Profunda reforma del sistema bancario, que genere alta competencia real en libertad inyectando más fondos prestables en el mercado.

4. Servicios públicos de calidad.
Suprimir aquellos servicios que podría prestar directamente la sociedad civil organizada en cooperativas y entidades sin fines de lucro.
Drástica reducción de gastos inútiles con control independiente de los presupuestos y drástica reducción del peso, volumen y costo de las administraciones de gobierno en sus 3 niveles.
Universalización del acceso a la medicina y seguros médicos privados, encarando la transición con la mayor parte del actual presupuesto de salud pública, convertida en cheques de libre canje entregados a quienes necesiten esta atención.
Universalización del acceso a la educación privada mediante el mismo sistema, promotor de competencia y excelencia para todos.
Evitar la estatización de la investigación científica, desgravando y desregulando la importación e inversión privada para ese destino, de universidades, particulares y empresas.
Liberar el mercado del transporte de personas o mercaderías y bajar sus costos impositivos, propiciando la competencia y la aparición de nuevos actores, sin restricciones públicas (ni de mafias privadas) discriminantes.

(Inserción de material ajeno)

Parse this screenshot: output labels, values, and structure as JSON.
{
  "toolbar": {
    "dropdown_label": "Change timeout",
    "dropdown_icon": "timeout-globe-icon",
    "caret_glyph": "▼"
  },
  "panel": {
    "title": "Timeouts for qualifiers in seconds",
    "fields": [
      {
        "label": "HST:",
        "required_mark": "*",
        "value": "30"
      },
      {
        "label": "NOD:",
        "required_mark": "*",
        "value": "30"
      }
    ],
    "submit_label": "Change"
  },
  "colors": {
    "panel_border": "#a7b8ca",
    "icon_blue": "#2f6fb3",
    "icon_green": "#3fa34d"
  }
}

5. Control de las entidades bancarias.
Liberalización del sector acabando por ley con la discrecionalidad del Banco Central en el uso indebido de reservas o emisión de moneda y deuda carentes de respaldo.
El papel del Estado no es hacer de banquero, ni rescatar empresas, inversores ni bancos irresponsables con nuestro dinero.
Libre inversión y flujos de capital sin discriminación reglamentaria ni impositiva, hacia y desde cualquier lugar del mundo incluidos los paraísos fiscales, que por cierto denotan la existencia opresora de infiernos fiscales.
Firme tendencia a la separación de la economía del Estado, completando el círculo iniciado con la separación (igual de traumática) de la Iglesia del Estado.

6. Fiscalidad.
Proporcionalidad fiscal para no desincentivar la creación de riqueza y para no dejar a la sociedad civil sin los recursos necesarios para una máxima fluidez económica.
Eliminación de impuestos ideológicos, como los sucesorios y contra el patrimonio.
Drástica reducción de los restantes impuestos para desincentivar la fuga de capitales y la evasión. Y para incentivar la llegada de capitales, tecnologías y emprendedores en fuga, provenientes de sitios más fiscalistas.
Tope constitucional o férreamente legal a la presión impositiva, globalmente considerada para cada sujeto imponible.

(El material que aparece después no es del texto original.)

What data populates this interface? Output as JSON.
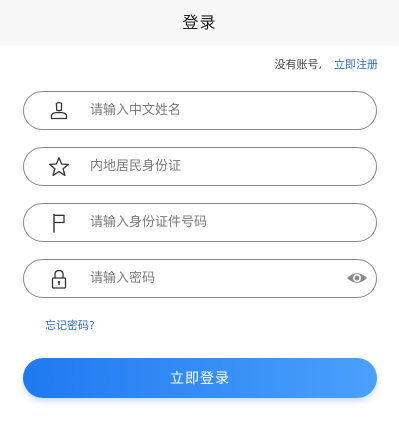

7. Libertades ciudadanas y democracia participativa.
No al control de Internet. Protección a la libertad de información y al periodismo de investigación.
Utilizar las últimas tecnologías de comunicaciones para fomentar la participación del individuo en decisiones que puedan afectarlo, en una tendencia creciente a evitar la adopción de decisiones colectivas.
Modificación de las leyes electorales apuntando a un sistema auténticamente representativo, no discriminatorio y proporcional, donde la abstención, el voto en blanco y el voto nulo también tengan representación legislativa.
Garantizar la independencia del Poder Judicial, evitando todo nombramiento, influencia o interferencia por parte del Poder Ejecutivo.
Los partidos deben ser libres de organizarse internamente como deseen, por más que nos repugne la tiranía interna. Lo importante es que el sistema electoral general sea absolutamente libre, voluntario y democrático.

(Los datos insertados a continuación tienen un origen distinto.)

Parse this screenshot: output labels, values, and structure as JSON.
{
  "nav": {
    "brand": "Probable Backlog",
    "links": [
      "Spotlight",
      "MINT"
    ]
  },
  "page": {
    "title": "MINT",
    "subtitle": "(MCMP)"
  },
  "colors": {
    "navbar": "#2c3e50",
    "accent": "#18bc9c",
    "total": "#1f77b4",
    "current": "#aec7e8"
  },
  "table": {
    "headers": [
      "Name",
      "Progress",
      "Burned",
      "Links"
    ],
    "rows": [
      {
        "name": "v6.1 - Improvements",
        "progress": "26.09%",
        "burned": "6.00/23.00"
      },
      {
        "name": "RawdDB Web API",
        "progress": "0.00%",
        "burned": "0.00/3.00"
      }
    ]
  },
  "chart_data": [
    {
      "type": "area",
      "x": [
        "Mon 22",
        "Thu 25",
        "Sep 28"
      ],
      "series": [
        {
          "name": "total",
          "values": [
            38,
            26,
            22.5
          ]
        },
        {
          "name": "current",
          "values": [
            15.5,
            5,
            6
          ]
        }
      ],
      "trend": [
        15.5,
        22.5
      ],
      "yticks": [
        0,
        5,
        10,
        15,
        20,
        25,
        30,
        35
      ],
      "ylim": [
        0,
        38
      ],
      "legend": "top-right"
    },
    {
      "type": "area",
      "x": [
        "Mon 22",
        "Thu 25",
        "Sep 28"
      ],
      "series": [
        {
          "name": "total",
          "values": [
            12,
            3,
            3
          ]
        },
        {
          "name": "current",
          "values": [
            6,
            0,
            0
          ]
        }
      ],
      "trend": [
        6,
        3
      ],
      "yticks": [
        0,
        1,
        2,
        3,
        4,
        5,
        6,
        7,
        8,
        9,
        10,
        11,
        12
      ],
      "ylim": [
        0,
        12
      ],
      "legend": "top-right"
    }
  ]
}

8. Reducción del gasto militar.
En este último punto, no podemos compararnos con España y su circunstancia.
La tendencia debe ser siempre hacia un mayor profesionalismo de alta retribución, priorizando la tecnología y la especialización más avanzada e innovadora por sobre el número físico de tropas.
Debe darse espacio a un futuro de inversión integrada con empresas nacionales o extranjeras líderes en ingeniería de armas, comunicación y robótica y a la eventual exportación de servicios argentinos de seguridad especializada.
El objetivo final es una protección ciudadana de amplia cobertura, totalmente privada, de altísima eficiencia y bajo costo individual para los contribuyentes.